Problem is…” Maris pauses to sip her wine.

“The windows are all boarded up—from the outside—against the storm. But with some effort, Princess opens the one window she thinks the thief might see and physically pries off the plywood. Afterward, she closes the actual window itself, of course. Now the wind is whipping rain against it, and that rain sluices down the glass. And Princess puts a few lit candles right in that window. So in the dark, stormy night, there’s hope.
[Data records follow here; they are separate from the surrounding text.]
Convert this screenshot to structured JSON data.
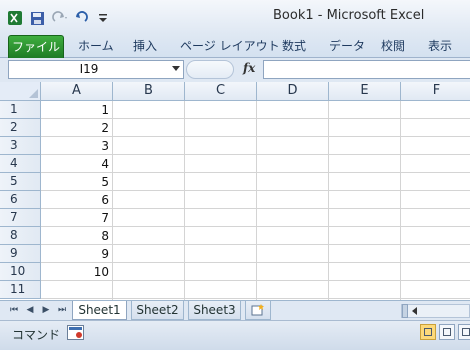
{
  "window": {
    "title": "Book1 - Microsoft Excel"
  },
  "qat": {
    "icons": [
      "excel-logo-icon",
      "save-icon",
      "redo-icon",
      "undo-icon",
      "customize-qat-icon"
    ]
  },
  "ribbon": {
    "tabs": [
      {
        "label": "ファイル"
      },
      {
        "label": "ホーム"
      },
      {
        "label": "挿入"
      },
      {
        "label": "ページ レイアウト"
      },
      {
        "label": "数式"
      },
      {
        "label": "データ"
      },
      {
        "label": "校閲"
      },
      {
        "label": "表示"
      }
    ]
  },
  "formula_bar": {
    "name_box": "I19",
    "fx_label": "fx",
    "value": ""
  },
  "grid": {
    "columns": [
      "A",
      "B",
      "C",
      "D",
      "E",
      "F"
    ],
    "rows": [
      "1",
      "2",
      "3",
      "4",
      "5",
      "6",
      "7",
      "8",
      "9",
      "10",
      "11"
    ],
    "column_a_values": [
      "1",
      "2",
      "3",
      "4",
      "5",
      "6",
      "7",
      "8",
      "9",
      "10"
    ]
  },
  "sheet_tabs": {
    "active": "Sheet1",
    "tabs": [
      "Sheet1",
      "Sheet2",
      "Sheet3"
    ],
    "nav": [
      "⏮",
      "◀",
      "▶",
      "⏭"
    ]
  },
  "status_bar": {
    "mode": "コマンド"
  },
  "colors": {
    "file_tab": "#1e7b25",
    "ribbon_bg": "#dfe8f3",
    "header_bg": "#e1e9f3",
    "gridline": "#d4d4d4"
  }
}
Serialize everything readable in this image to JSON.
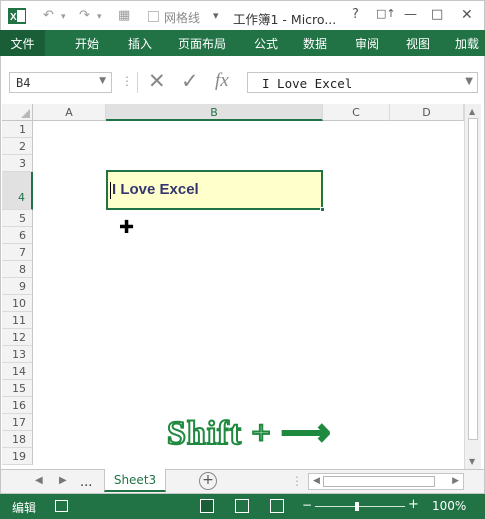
{
  "app": {
    "title": "工作簿1 - Micro...",
    "brand_color": "#217346"
  },
  "quick_access": {
    "gridlines_label": "网格线"
  },
  "window_buttons": [
    "?",
    "□↑",
    "—",
    "□"
  ],
  "ribbon": {
    "tabs": [
      {
        "label": "文件",
        "active": true
      },
      {
        "label": "开始"
      },
      {
        "label": "插入"
      },
      {
        "label": "页面布局"
      },
      {
        "label": "公式"
      },
      {
        "label": "数据"
      },
      {
        "label": "审阅"
      },
      {
        "label": "视图"
      },
      {
        "label": "加载"
      }
    ]
  },
  "formula_bar": {
    "name_box": "B4",
    "formula": "I Love Excel",
    "fx_label": "fx"
  },
  "grid": {
    "columns": [
      "A",
      "B",
      "C",
      "D"
    ],
    "selected_column": "B",
    "rows": [
      "1",
      "2",
      "3",
      "4",
      "5",
      "6",
      "7",
      "8",
      "9",
      "10",
      "11",
      "12",
      "13",
      "14",
      "15",
      "16",
      "17",
      "18",
      "19"
    ],
    "selected_row": "4",
    "active_cell": {
      "ref": "B4",
      "value": "I Love Excel"
    }
  },
  "overlay": {
    "shortcut_label": "Shift + ⟶"
  },
  "sheet_tabs": {
    "more_label": "...",
    "active_sheet": "Sheet3"
  },
  "status_bar": {
    "mode": "编辑",
    "zoom": "100%"
  }
}
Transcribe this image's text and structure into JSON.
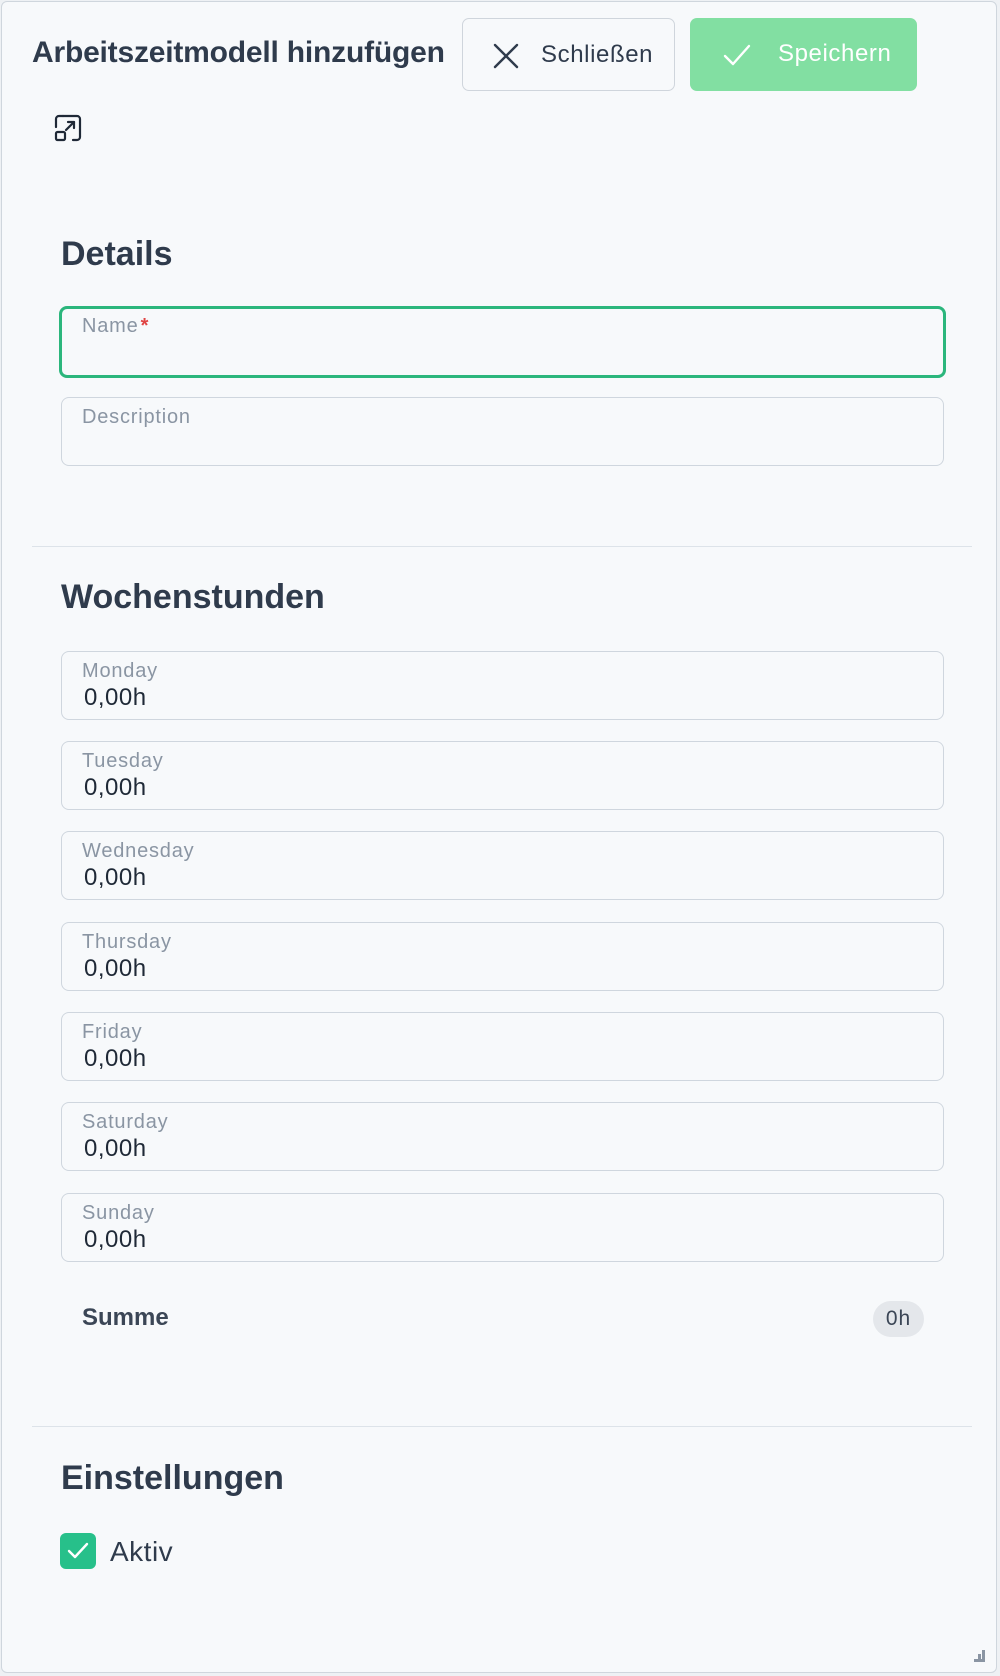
{
  "header": {
    "title": "Arbeitszeitmodell hinzufügen",
    "close_label": "Schließen",
    "save_label": "Speichern",
    "close_icon": "x-icon",
    "save_icon": "check-icon",
    "expand_icon": "expand-icon"
  },
  "details": {
    "title": "Details",
    "name": {
      "label": "Name",
      "required_mark": "*",
      "value": ""
    },
    "description": {
      "label": "Description",
      "value": ""
    }
  },
  "week": {
    "title": "Wochenstunden",
    "days": [
      {
        "label": "Monday",
        "value": "0,00h"
      },
      {
        "label": "Tuesday",
        "value": "0,00h"
      },
      {
        "label": "Wednesday",
        "value": "0,00h"
      },
      {
        "label": "Thursday",
        "value": "0,00h"
      },
      {
        "label": "Friday",
        "value": "0,00h"
      },
      {
        "label": "Saturday",
        "value": "0,00h"
      },
      {
        "label": "Sunday",
        "value": "0,00h"
      }
    ],
    "sum_label": "Summe",
    "sum_value": "0h"
  },
  "settings": {
    "title": "Einstellungen",
    "active_label": "Aktiv",
    "active_checked": true
  },
  "colors": {
    "accent_green": "#27c08a",
    "save_button": "#82dfa2",
    "focus_border": "#2bb67c",
    "required": "#e04444"
  }
}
Because there’s always hope, you know?” As she asks, Maris forks a piece of meat, then looks across the table at Jason.

“That flickering light in the window… it’s a message. ”

“Someone’s waiting for you.”

Maris nods. “And I was, too,” she barely whispers. “I was waiting for you all day, after you were upset on the stairs this morning—”

“Maris. I’m okay.”

“I know you are. But… my heart still broke for you. And the thing is, after I wrote that scene? It made me think of Christmas, and candles in the windows. And how welcoming they are to passersby.”

She gives an emotional smile now. Her eyes may be moist; Jason can’t really tell in the dim kitchen light. But still he only watches her. She’s got him spellbound.

“And then?” Maris goes on. “It made me also think of how you proposed to me on Christmas Eve, Jason—a night of lights and candles. All those twinkle lights you strung on the boardwalk. And on the potted fir trees on either end. It was enchanting ,” she whispers, her voice catching. “And so I … ”

She says no more.

Jason watches as she just fights some emotion and turns up her hands. Her long brown hair is twisted in that clip. The chain of her gold star necklace glimmers on her loose olive top as she silently watches him back.

So that’s why she did all this today. The dinner, but mostly bringing Christmas—and light —into their home.

It was for him.

For this morning on the stairs.

For his missing people. His father. Neil. Shane, even.

She lit up his life.

“Maris… seriously,” he begins, reaching across the table for her hand. “Thank you,” he says before pressing the faintest kiss there.